Человеку, которого собирались повесить, было, вероятно, лет тридцать пять. Судя по внешнему облику, он был штатский – скорее всего, плантатор. У него были правильные черты лица: прямой нос, четкая линия рта и широкий лоб. Длинные, темного цвета волосы были зачесаны за уши и, сбегая вниз, падали на воротник хорошо пошитого дорогого сюртука. Он носил усы и аккуратно подстриженную бородку клинышком, щеки выбриты; в больших темно-серых глазах читалась доброта, – трудно было ожидать увидеть ее в глазах человека с петлей на шее. Он никак не походил на обычного преступника. Но закон военного времени весьма «либерален» и не скупится на смертные приговоры для людей разного звания, не исключая и джентльменов.
Когда приготовления были закончены, оба солдата сделали по одному шагу в сторону, затем каждый оттащил за собой доску, на которой стоял. Сержант повернулся лицом к капитану и вскинул руку к головному убору, отдавая честь. Сразу после этого он встал за спиной офицера, тот немедленно тоже сделал шаг в сторону. Эти перемещения привели к тому, что сержант и осужденный оказались на противоположных концах доски, покрывавшей три перекладины моста.

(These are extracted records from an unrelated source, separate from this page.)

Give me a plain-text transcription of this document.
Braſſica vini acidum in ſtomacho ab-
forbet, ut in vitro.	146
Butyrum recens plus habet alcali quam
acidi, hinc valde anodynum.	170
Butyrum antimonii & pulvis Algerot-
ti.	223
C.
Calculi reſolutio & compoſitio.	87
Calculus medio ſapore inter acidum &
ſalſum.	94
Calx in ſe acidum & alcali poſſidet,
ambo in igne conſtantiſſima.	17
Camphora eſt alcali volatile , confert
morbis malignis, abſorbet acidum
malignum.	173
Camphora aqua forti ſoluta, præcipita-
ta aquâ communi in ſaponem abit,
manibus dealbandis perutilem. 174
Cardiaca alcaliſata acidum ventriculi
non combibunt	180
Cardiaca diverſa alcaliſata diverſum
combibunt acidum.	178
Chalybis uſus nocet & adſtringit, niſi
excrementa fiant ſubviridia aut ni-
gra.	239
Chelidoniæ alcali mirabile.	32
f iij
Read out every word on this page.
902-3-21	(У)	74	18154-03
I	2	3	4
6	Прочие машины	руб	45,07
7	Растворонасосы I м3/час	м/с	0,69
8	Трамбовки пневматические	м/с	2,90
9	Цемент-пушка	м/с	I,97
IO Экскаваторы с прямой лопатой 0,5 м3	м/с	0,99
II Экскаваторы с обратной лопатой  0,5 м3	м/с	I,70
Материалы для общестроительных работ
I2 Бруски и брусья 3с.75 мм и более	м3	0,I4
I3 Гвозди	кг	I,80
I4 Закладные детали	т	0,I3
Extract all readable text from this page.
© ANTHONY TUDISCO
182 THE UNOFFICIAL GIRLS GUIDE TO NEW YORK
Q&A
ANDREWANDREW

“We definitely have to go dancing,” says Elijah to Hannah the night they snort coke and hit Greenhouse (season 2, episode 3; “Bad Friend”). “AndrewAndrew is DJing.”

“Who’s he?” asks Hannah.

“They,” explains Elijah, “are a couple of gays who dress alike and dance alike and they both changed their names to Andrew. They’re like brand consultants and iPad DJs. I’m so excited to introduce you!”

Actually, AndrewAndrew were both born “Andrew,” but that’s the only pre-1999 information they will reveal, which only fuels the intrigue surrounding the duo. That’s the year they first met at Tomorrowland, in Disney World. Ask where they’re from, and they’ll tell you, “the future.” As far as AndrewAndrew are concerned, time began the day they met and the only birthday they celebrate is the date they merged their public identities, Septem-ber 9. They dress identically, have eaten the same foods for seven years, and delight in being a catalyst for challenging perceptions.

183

Тот конец, на котором стоял штатский, почти доходил до четвертой. Прежде доска удерживалась в состоянии равновесия тяжестью капитана, теперь его заменил сержант. По сигналу, который подаст капитан, тот шагнет в сторону, равновесие нарушится, доска опрокинется – и осужденный повиснет в пролете между двумя перекладинами. Осужденный подумал, что способ, которым его собираются казнить, прост и эффективен. Ему не завязали глаза и оставили лицо открытым. Мгновение его взгляд задержался на зыбком подножье собственного бытия, затем, блуждая, переместился на бурлящие потоки воды, что бешено неслись у него под ногами. Его внимание привлек кусок бревна: он вращался и подпрыгивал на воде, человек проводил его взглядом вниз по течению… Как медленно он двигался! Какая ленивая река!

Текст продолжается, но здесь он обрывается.